The campaign's message to both will be that Britain should take the international lead in tackling the bushmeat problem by making it a key factor in overseas aid policy, and put it firmly on the world's political agenda at the Johannesburg summit. The meeting in South Africa in September is the 10th anniversary conference of the 1992 Earth Summit in Rio de Janeiro, and its theme is sustainable development – how poor countries can grow without destroying their own natural resources. If ever there was a sustainable development problem, the campaigners are saying, bushmeat is it.

Mr Gardiner said yesterday: "There are two issues: the survival of animal species, and sustainable development for some of the poorest communities in the world. What is happening is an absolute catastrophe for African wildlife, but it is also something that is clearly unsustainable for the local people.

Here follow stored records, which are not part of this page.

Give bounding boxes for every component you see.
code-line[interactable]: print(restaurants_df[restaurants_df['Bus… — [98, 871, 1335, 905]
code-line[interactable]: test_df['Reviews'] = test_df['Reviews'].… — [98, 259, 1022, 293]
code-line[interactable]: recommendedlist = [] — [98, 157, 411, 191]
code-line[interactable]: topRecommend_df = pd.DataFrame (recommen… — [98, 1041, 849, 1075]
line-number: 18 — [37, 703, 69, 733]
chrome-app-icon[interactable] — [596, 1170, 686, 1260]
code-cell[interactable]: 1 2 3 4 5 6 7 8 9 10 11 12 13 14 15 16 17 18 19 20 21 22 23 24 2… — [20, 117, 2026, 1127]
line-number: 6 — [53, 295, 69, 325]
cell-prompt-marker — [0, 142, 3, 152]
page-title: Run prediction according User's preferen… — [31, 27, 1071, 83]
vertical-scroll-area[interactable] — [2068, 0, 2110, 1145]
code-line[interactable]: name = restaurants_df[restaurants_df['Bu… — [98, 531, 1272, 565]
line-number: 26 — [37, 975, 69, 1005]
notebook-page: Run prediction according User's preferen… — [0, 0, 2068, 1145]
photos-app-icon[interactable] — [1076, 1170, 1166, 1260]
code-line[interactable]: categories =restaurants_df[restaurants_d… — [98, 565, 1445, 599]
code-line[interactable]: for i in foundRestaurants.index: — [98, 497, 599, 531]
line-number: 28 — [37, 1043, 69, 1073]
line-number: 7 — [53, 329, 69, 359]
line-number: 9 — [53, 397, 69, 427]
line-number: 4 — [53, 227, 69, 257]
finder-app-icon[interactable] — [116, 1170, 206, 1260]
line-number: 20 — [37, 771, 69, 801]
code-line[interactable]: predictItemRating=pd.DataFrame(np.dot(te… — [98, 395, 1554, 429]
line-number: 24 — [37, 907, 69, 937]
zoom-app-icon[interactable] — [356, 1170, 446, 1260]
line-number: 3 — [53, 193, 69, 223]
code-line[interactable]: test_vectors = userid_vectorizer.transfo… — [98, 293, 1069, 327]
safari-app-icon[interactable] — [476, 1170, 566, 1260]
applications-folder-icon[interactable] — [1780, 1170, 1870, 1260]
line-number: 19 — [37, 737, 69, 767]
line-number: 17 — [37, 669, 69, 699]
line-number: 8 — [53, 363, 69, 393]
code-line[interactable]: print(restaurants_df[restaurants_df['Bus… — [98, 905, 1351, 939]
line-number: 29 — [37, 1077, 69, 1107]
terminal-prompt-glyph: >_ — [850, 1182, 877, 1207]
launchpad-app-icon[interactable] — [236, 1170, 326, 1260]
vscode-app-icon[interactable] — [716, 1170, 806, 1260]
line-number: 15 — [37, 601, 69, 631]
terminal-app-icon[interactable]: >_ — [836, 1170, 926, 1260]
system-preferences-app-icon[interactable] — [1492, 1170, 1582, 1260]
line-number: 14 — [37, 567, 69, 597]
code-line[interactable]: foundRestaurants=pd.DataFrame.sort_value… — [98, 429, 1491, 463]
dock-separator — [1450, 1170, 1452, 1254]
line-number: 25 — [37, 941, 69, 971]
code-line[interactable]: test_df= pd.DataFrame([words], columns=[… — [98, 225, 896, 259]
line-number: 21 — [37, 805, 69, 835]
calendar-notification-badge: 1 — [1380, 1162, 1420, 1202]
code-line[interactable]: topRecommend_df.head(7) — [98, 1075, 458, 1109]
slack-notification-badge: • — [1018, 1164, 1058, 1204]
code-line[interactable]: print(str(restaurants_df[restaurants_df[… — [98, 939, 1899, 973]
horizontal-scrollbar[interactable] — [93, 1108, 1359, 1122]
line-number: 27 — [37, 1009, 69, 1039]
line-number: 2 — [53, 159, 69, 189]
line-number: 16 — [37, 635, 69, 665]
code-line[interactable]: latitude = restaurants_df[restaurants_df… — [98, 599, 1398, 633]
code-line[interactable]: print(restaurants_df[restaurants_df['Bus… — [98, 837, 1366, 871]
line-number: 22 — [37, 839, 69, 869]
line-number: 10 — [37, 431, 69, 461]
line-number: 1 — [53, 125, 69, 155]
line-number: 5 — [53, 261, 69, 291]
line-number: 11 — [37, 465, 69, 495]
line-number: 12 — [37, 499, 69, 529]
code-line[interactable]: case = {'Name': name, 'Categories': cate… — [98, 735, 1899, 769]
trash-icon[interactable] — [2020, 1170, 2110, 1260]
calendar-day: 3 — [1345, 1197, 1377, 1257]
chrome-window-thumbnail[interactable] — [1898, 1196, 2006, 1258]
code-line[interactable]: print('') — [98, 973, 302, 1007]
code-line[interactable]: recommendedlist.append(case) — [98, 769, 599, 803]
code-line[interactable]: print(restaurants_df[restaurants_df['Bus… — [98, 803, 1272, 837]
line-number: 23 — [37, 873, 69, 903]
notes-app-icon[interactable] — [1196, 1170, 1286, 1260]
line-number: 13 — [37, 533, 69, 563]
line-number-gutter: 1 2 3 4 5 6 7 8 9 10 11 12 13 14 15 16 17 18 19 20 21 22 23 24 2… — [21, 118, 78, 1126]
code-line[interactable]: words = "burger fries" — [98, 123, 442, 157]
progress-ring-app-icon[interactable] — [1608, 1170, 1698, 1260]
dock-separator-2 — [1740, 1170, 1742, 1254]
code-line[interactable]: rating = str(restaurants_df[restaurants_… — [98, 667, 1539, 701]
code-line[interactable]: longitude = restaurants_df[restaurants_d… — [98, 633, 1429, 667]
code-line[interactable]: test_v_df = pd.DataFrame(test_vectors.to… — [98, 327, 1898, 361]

"We want Britain to take the lead in tackling it worldwide."

The essence of the new approach is that if local people are given a recognised interest in consuming their own wildlife in a sustainable way, they will help protect it from over- consumption – and extinction.

Dr Davies, one of its principal advocates and an adviser to the new campaign, says: "We cannot tackle the issue of bushmeat successfully without addressing the needs of the local people. Protected areas for wildlife, for example, are important, but in countries with poor local governance they will not work without community support."